Arming Employees to Identify Cybersecurity Threats

eHealth Technologies Blog: Rob Toscano, CISSP, Sr. Director of IT & Security Officer, eHealth Technologies

Reducing Risk Through User Training and Testing

Cybersecurity is one of our top priorities at eHealth Technologies, and malware and ransomware are some of the biggest threats. Not only are we responsible for the security of our own corporate assets, but we are also responsible for protecting the patient data that is integral to our work in retrieving and organizing medical records and images.

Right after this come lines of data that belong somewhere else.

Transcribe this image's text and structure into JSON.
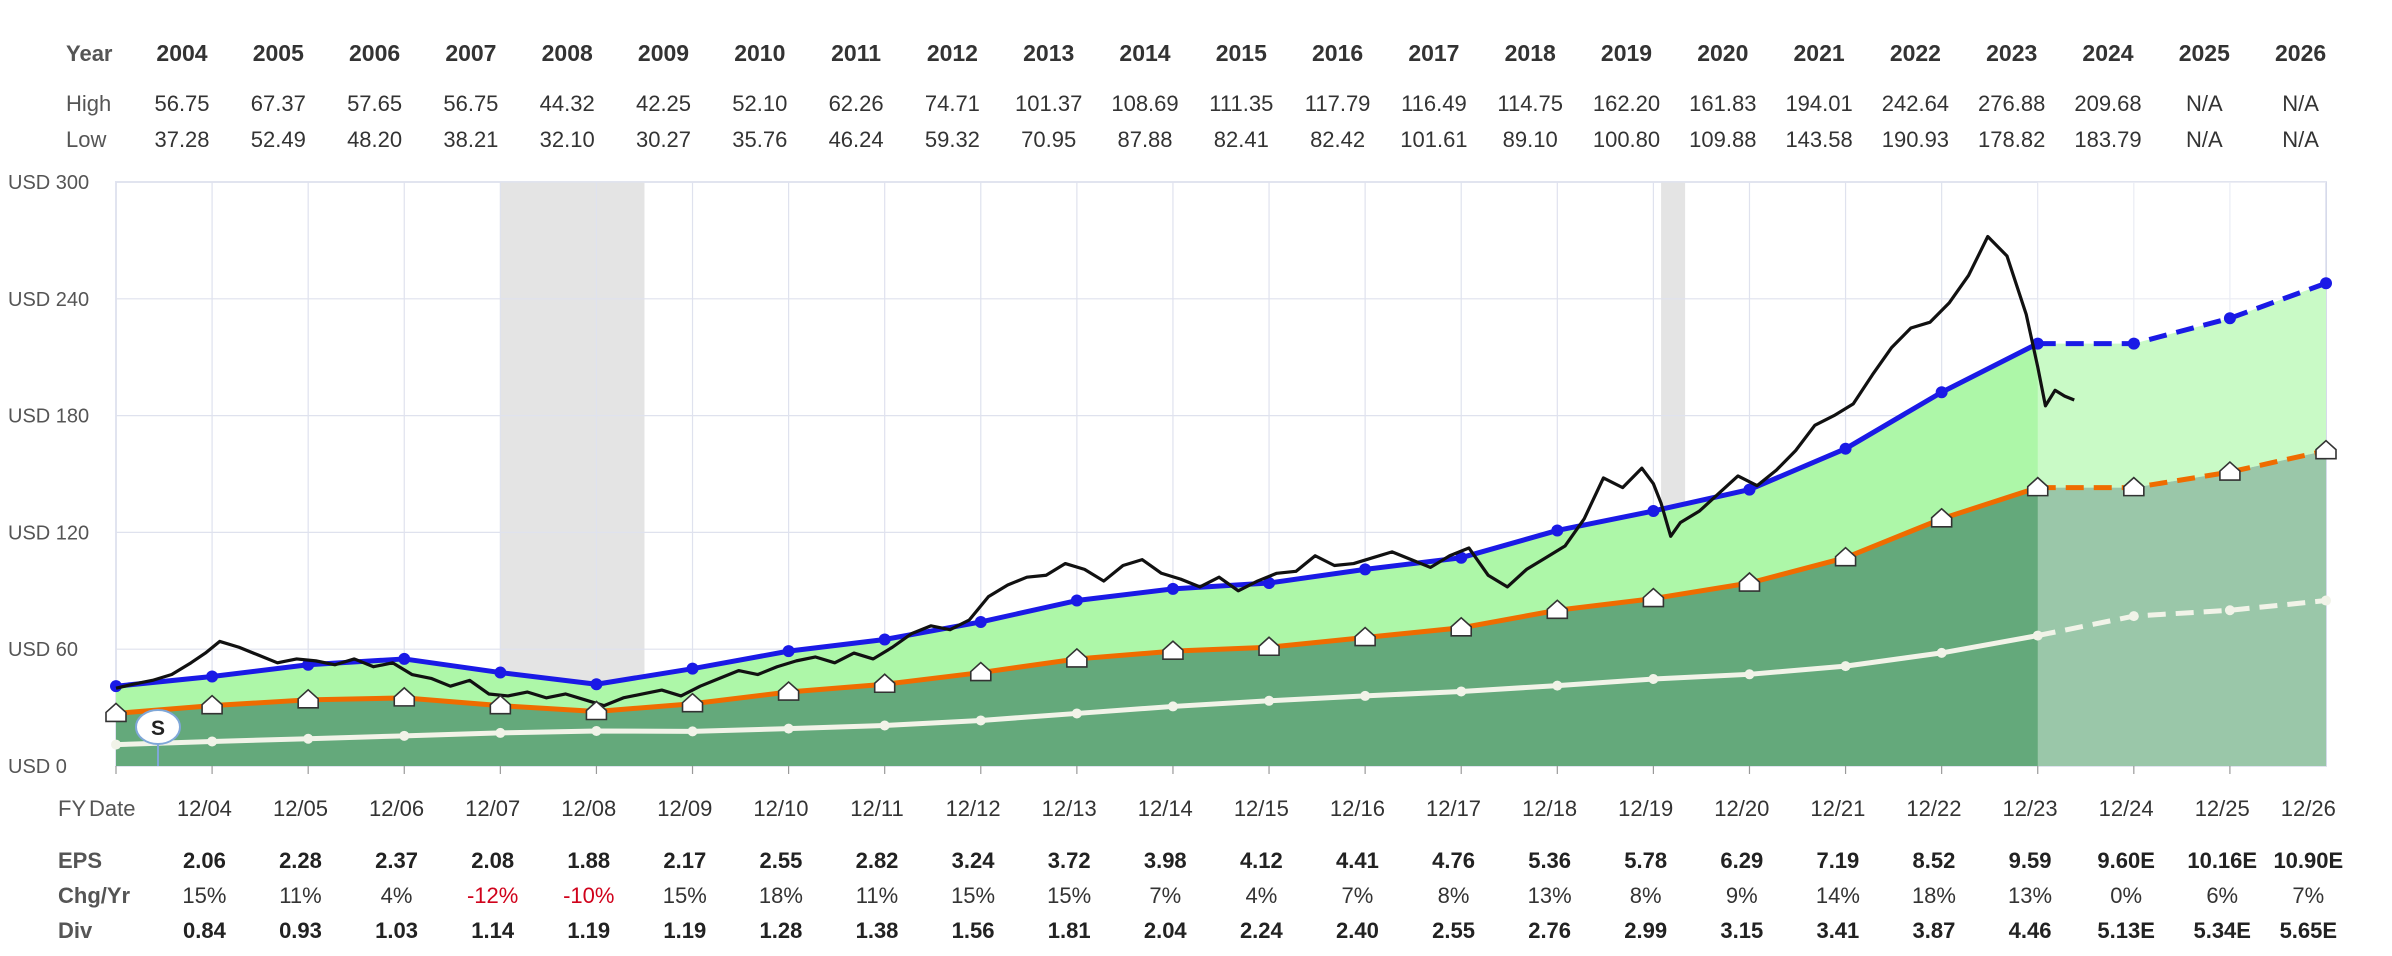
{
  "chart_data": {
    "type": "line",
    "title": "",
    "ylabel": "",
    "xlabel": "FY Date",
    "ylim": [
      0,
      300
    ],
    "y_ticks": [
      0,
      60,
      120,
      180,
      240,
      300
    ],
    "y_tick_labels": [
      "USD 0",
      "USD 60",
      "USD 120",
      "USD 180",
      "USD 240",
      "USD 300"
    ],
    "x_range": [
      2003.92,
      2026.92
    ],
    "grid": true,
    "table_top": {
      "year_label": "Year",
      "high_label": "High",
      "low_label": "Low",
      "years": [
        "2004",
        "2005",
        "2006",
        "2007",
        "2008",
        "2009",
        "2010",
        "2011",
        "2012",
        "2013",
        "2014",
        "2015",
        "2016",
        "2017",
        "2018",
        "2019",
        "2020",
        "2021",
        "2022",
        "2023",
        "2024",
        "2025",
        "2026"
      ],
      "high": [
        "56.75",
        "67.37",
        "57.65",
        "56.75",
        "44.32",
        "42.25",
        "52.10",
        "62.26",
        "74.71",
        "101.37",
        "108.69",
        "111.35",
        "117.79",
        "116.49",
        "114.75",
        "162.20",
        "161.83",
        "194.01",
        "242.64",
        "276.88",
        "209.68",
        "N/A",
        "N/A"
      ],
      "low": [
        "37.28",
        "52.49",
        "48.20",
        "38.21",
        "32.10",
        "30.27",
        "35.76",
        "46.24",
        "59.32",
        "70.95",
        "87.88",
        "82.41",
        "82.42",
        "101.61",
        "89.10",
        "100.80",
        "109.88",
        "143.58",
        "190.93",
        "178.82",
        "183.79",
        "N/A",
        "N/A"
      ]
    },
    "table_bottom": {
      "fy_label": "FY",
      "date_label": "Date",
      "eps_label": "EPS",
      "chg_label": "Chg/Yr",
      "div_label": "Div",
      "dates": [
        "12/04",
        "12/05",
        "12/06",
        "12/07",
        "12/08",
        "12/09",
        "12/10",
        "12/11",
        "12/12",
        "12/13",
        "12/14",
        "12/15",
        "12/16",
        "12/17",
        "12/18",
        "12/19",
        "12/20",
        "12/21",
        "12/22",
        "12/23",
        "12/24",
        "12/25",
        "12/26"
      ],
      "eps": [
        "2.06",
        "2.28",
        "2.37",
        "2.08",
        "1.88",
        "2.17",
        "2.55",
        "2.82",
        "3.24",
        "3.72",
        "3.98",
        "4.12",
        "4.41",
        "4.76",
        "5.36",
        "5.78",
        "6.29",
        "7.19",
        "8.52",
        "9.59",
        "9.60E",
        "10.16E",
        "10.90E"
      ],
      "chg": [
        "15%",
        "11%",
        "4%",
        "-12%",
        "-10%",
        "15%",
        "18%",
        "11%",
        "15%",
        "15%",
        "7%",
        "4%",
        "7%",
        "8%",
        "13%",
        "8%",
        "9%",
        "14%",
        "18%",
        "13%",
        "0%",
        "6%",
        "7%"
      ],
      "div": [
        "0.84",
        "0.93",
        "1.03",
        "1.14",
        "1.19",
        "1.19",
        "1.28",
        "1.38",
        "1.56",
        "1.81",
        "2.04",
        "2.24",
        "2.40",
        "2.55",
        "2.76",
        "2.99",
        "3.15",
        "3.41",
        "3.87",
        "4.46",
        "5.13E",
        "5.34E",
        "5.65E"
      ]
    },
    "series": [
      {
        "kind": "eps_normal_pe",
        "x": [
          2003.92,
          2004.92,
          2005.92,
          2006.92,
          2007.92,
          2008.92,
          2009.92,
          2010.92,
          2011.92,
          2012.92,
          2013.92,
          2014.92,
          2015.92,
          2016.92,
          2017.92,
          2018.92,
          2019.92,
          2020.92,
          2021.92,
          2022.92,
          2023.92,
          2024.92,
          2025.92,
          2026.92
        ],
        "y": [
          41,
          46,
          52,
          55,
          48,
          42,
          50,
          59,
          65,
          74,
          85,
          91,
          94,
          101,
          107,
          121,
          131,
          142,
          163,
          192,
          217,
          217,
          230,
          248
        ],
        "color": "#1a1ae6",
        "dashed_from": 2023.92
      },
      {
        "kind": "eps_15pe",
        "x": [
          2003.92,
          2004.92,
          2005.92,
          2006.92,
          2007.92,
          2008.92,
          2009.92,
          2010.92,
          2011.92,
          2012.92,
          2013.92,
          2014.92,
          2015.92,
          2016.92,
          2017.92,
          2018.92,
          2019.92,
          2020.92,
          2021.92,
          2022.92,
          2023.92,
          2024.92,
          2025.92,
          2026.92
        ],
        "y": [
          27,
          31,
          34,
          35,
          31,
          28,
          32,
          38,
          42,
          48,
          55,
          59,
          61,
          66,
          71,
          80,
          86,
          94,
          107,
          127,
          143,
          143,
          151,
          162
        ],
        "color": "#ef6c00",
        "dashed_from": 2023.92
      },
      {
        "kind": "dividends",
        "x": [
          2003.92,
          2004.92,
          2005.92,
          2006.92,
          2007.92,
          2008.92,
          2009.92,
          2010.92,
          2011.92,
          2012.92,
          2013.92,
          2014.92,
          2015.92,
          2016.92,
          2017.92,
          2018.92,
          2019.92,
          2020.92,
          2021.92,
          2022.92,
          2023.92,
          2024.92,
          2025.92,
          2026.92
        ],
        "y": [
          11,
          12.6,
          14,
          15.5,
          17,
          18,
          17.8,
          19.2,
          20.8,
          23.4,
          27,
          30.6,
          33.5,
          36,
          38.3,
          41.3,
          44.7,
          47.1,
          51.3,
          58.1,
          67,
          77,
          80,
          85
        ],
        "color": "#f1f3e8",
        "dashed_from": 2023.92
      },
      {
        "kind": "price",
        "x": [
          2003.92,
          2004.1,
          2004.3,
          2004.5,
          2004.7,
          2004.85,
          2005.0,
          2005.2,
          2005.4,
          2005.6,
          2005.8,
          2006.0,
          2006.2,
          2006.4,
          2006.6,
          2006.8,
          2007.0,
          2007.2,
          2007.4,
          2007.6,
          2007.8,
          2008.0,
          2008.2,
          2008.4,
          2008.6,
          2008.8,
          2009.0,
          2009.2,
          2009.4,
          2009.6,
          2009.8,
          2010.0,
          2010.2,
          2010.4,
          2010.6,
          2010.8,
          2011.0,
          2011.2,
          2011.4,
          2011.6,
          2011.8,
          2012.0,
          2012.2,
          2012.4,
          2012.6,
          2012.8,
          2013.0,
          2013.2,
          2013.4,
          2013.6,
          2013.8,
          2014.0,
          2014.2,
          2014.4,
          2014.6,
          2014.8,
          2015.0,
          2015.2,
          2015.4,
          2015.6,
          2015.8,
          2016.0,
          2016.2,
          2016.4,
          2016.6,
          2016.8,
          2017.0,
          2017.2,
          2017.4,
          2017.6,
          2017.8,
          2018.0,
          2018.2,
          2018.4,
          2018.6,
          2018.8,
          2019.0,
          2019.2,
          2019.4,
          2019.6,
          2019.8,
          2019.92,
          2020.0,
          2020.1,
          2020.2,
          2020.4,
          2020.6,
          2020.8,
          2021.0,
          2021.2,
          2021.4,
          2021.6,
          2021.8,
          2022.0,
          2022.2,
          2022.4,
          2022.6,
          2022.8,
          2023.0,
          2023.2,
          2023.4,
          2023.6,
          2023.8,
          2023.92,
          2024.0,
          2024.1,
          2024.2,
          2024.3
        ],
        "y": [
          40,
          42,
          44,
          47,
          53,
          58,
          64,
          61,
          57,
          53,
          55,
          54,
          52,
          55,
          51,
          53,
          47,
          45,
          41,
          44,
          37,
          36,
          38,
          35,
          37,
          34,
          31,
          35,
          37,
          39,
          36,
          41,
          45,
          49,
          47,
          51,
          54,
          56,
          53,
          58,
          55,
          61,
          68,
          72,
          70,
          75,
          87,
          93,
          97,
          98,
          104,
          101,
          95,
          103,
          106,
          99,
          96,
          92,
          97,
          90,
          95,
          99,
          100,
          108,
          103,
          104,
          107,
          110,
          106,
          102,
          108,
          112,
          98,
          92,
          101,
          107,
          113,
          127,
          148,
          143,
          153,
          145,
          135,
          118,
          125,
          131,
          140,
          149,
          144,
          152,
          162,
          175,
          180,
          186,
          201,
          215,
          225,
          228,
          238,
          252,
          272,
          262,
          232,
          205,
          185,
          193,
          190,
          188
        ],
        "color": "#111111"
      }
    ],
    "recessions": [
      [
        2007.92,
        2009.42
      ],
      [
        2020.0,
        2020.25
      ]
    ],
    "shaded_forecast_start": 2023.92
  }
}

Gone are the days of a firewall being a network’s sole protection from Internet hackers. Stand up redundant firewalls, intrusion detection/prevention systems and LAN configurations with segmented networks gave organizations false confidence that their networks were secure. While these are still fundamental components of preserving network security, they are now only part of the equation. Just a few years ago, nearly all cyberattacks originated from the Internet. Today, most hackers are looking to push through edge defenses beyond the perimeter, with a shift in focus toward the end user.

As many organizations have experienced, our eHealth Technologies team members are being targeted through phishing and spear-phishing campaigns. In 2018 alone, an estimated 92 percent of successful malware and ransomware infections were caused by email phishing scams. Social media and networking sites are often a source of spear-phishing, since details of employment and coworkers are easily identifiable. In these scenarios, a person is targeted by receiving an email that looks like it came from another employee. The content of the email may ask for credentials or to review an attached file. Ensuring employees are well trained and have knowledge for identifying the traits of phish emails is invaluable.

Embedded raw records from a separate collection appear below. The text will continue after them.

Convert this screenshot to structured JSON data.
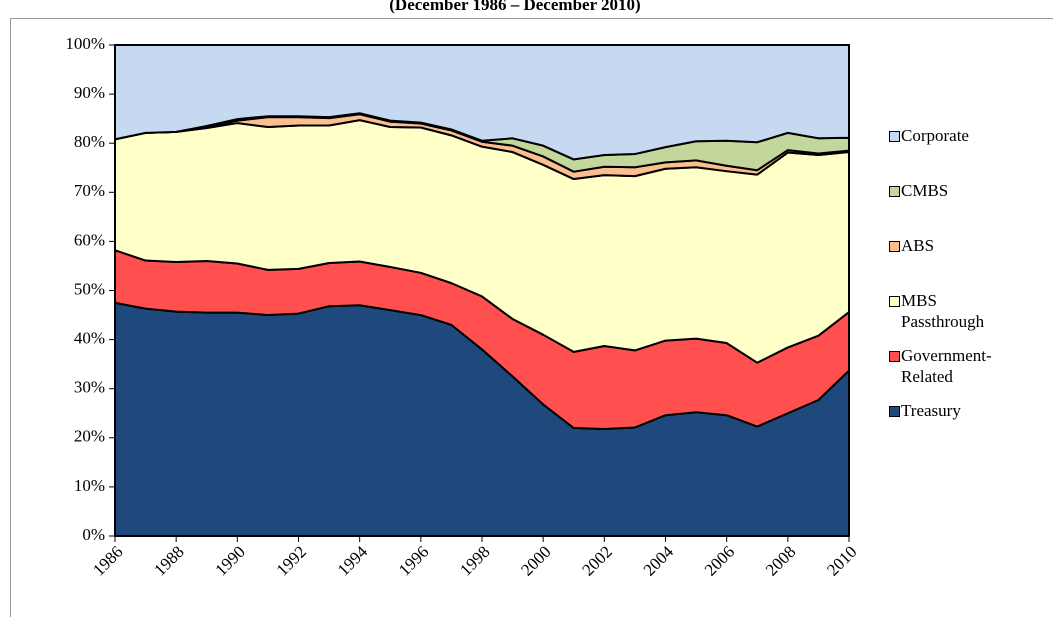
{
  "chart_data": {
    "type": "stacked-area",
    "subtitle": "(December 1986 – December 2010)",
    "x": [
      1986,
      1987,
      1988,
      1989,
      1990,
      1991,
      1992,
      1993,
      1994,
      1995,
      1996,
      1997,
      1998,
      1999,
      2000,
      2001,
      2002,
      2003,
      2004,
      2005,
      2006,
      2007,
      2008,
      2009,
      2010
    ],
    "xlim": [
      1986,
      2010
    ],
    "xticks": [
      1986,
      1988,
      1990,
      1992,
      1994,
      1996,
      1998,
      2000,
      2002,
      2004,
      2006,
      2008,
      2010
    ],
    "ylim": [
      0,
      100
    ],
    "yticks": [
      {
        "value": 0,
        "label": "0%"
      },
      {
        "value": 10,
        "label": "10%"
      },
      {
        "value": 20,
        "label": "20%"
      },
      {
        "value": 30,
        "label": "30%"
      },
      {
        "value": 40,
        "label": "40%"
      },
      {
        "value": 50,
        "label": "50%"
      },
      {
        "value": 60,
        "label": "60%"
      },
      {
        "value": 70,
        "label": "70%"
      },
      {
        "value": 80,
        "label": "80%"
      },
      {
        "value": 90,
        "label": "90%"
      },
      {
        "value": 100,
        "label": "100%"
      }
    ],
    "grid": false,
    "series": [
      {
        "name": "Treasury",
        "color": "#1f497d",
        "values": [
          47.5,
          46.3,
          45.7,
          45.5,
          45.5,
          45.0,
          45.3,
          46.8,
          47.0,
          46.0,
          45.0,
          43.0,
          38.0,
          32.5,
          26.8,
          22.0,
          21.8,
          22.1,
          24.6,
          25.2,
          24.6,
          22.3,
          25.0,
          27.7,
          33.7
        ]
      },
      {
        "name": "Government-Related",
        "color": "#ff4f4f",
        "values": [
          10.7,
          9.8,
          10.1,
          10.5,
          10.0,
          9.2,
          9.1,
          8.8,
          8.9,
          8.8,
          8.6,
          8.5,
          10.8,
          11.7,
          14.2,
          15.5,
          16.9,
          15.7,
          15.2,
          15.0,
          14.7,
          13.0,
          13.4,
          13.1,
          11.9
        ]
      },
      {
        "name": "MBS Passthrough",
        "color": "#ffffc8",
        "values": [
          22.6,
          26.0,
          26.5,
          27.1,
          28.6,
          29.1,
          29.2,
          28.0,
          28.8,
          28.5,
          29.6,
          30.1,
          30.5,
          34.0,
          34.6,
          35.2,
          34.8,
          35.5,
          35.0,
          34.9,
          35.0,
          38.3,
          39.7,
          36.8,
          32.6
        ]
      },
      {
        "name": "ABS",
        "color": "#fbbf8f",
        "values": [
          0,
          0,
          0,
          0.2,
          0.5,
          2.0,
          1.7,
          1.5,
          1.2,
          1.1,
          0.8,
          1.0,
          1.0,
          1.3,
          1.7,
          1.5,
          1.7,
          1.8,
          1.3,
          1.4,
          1.1,
          0.9,
          0.5,
          0.3,
          0.3
        ]
      },
      {
        "name": "CMBS",
        "color": "#c3d69b",
        "values": [
          0,
          0,
          0,
          0.2,
          0.3,
          0.2,
          0.2,
          0.2,
          0.2,
          0.2,
          0.2,
          0.2,
          0.2,
          1.5,
          2.2,
          2.5,
          2.4,
          2.7,
          3.1,
          3.9,
          5.1,
          5.7,
          3.5,
          3.1,
          2.6
        ]
      },
      {
        "name": "Corporate",
        "color": "#c6d9f0",
        "values": [
          19.2,
          17.9,
          17.7,
          16.5,
          15.1,
          14.5,
          14.5,
          14.7,
          13.9,
          15.4,
          15.8,
          17.2,
          19.5,
          19.0,
          20.5,
          23.3,
          22.4,
          22.2,
          20.8,
          19.6,
          19.5,
          19.8,
          17.9,
          19.0,
          18.9
        ]
      }
    ]
  }
}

Our Security team considers employee security training mission critical. This training can be accomplished in many inexpensive but invaluable ways.

  • Online services are available that send customized test phishing emails, which can be designed to reflect holiday events, HR announcements and even target specific groups of employees. If team members open the test email, they receive tips and tricks to identify clues that could be found in a real phishing email. Third-party companies also provide more elaborate testing services, such as setting up similar domain names as the parent company and targeting employees through social engineering.
  • Another inexpensive solution is email security awareness training campaigns. We send newsletters from our compliance team with examples of what to look for in phishing emails or in-person sessions. These emails can be set up to allow end users to click a button when a suspected phishing email is received. Doing so will delete and forward the email to a “catch all” mailbox, enabling internal security staff review without the end user replying or forwarding it.

While network security components for the Internet edge are an absolute must-have, end user security awareness training is equally important to mitigate risk of malware infection. Giving employees the knowledge and tools to identify risky emails will help to protect corporate and personal assets—at work and at home.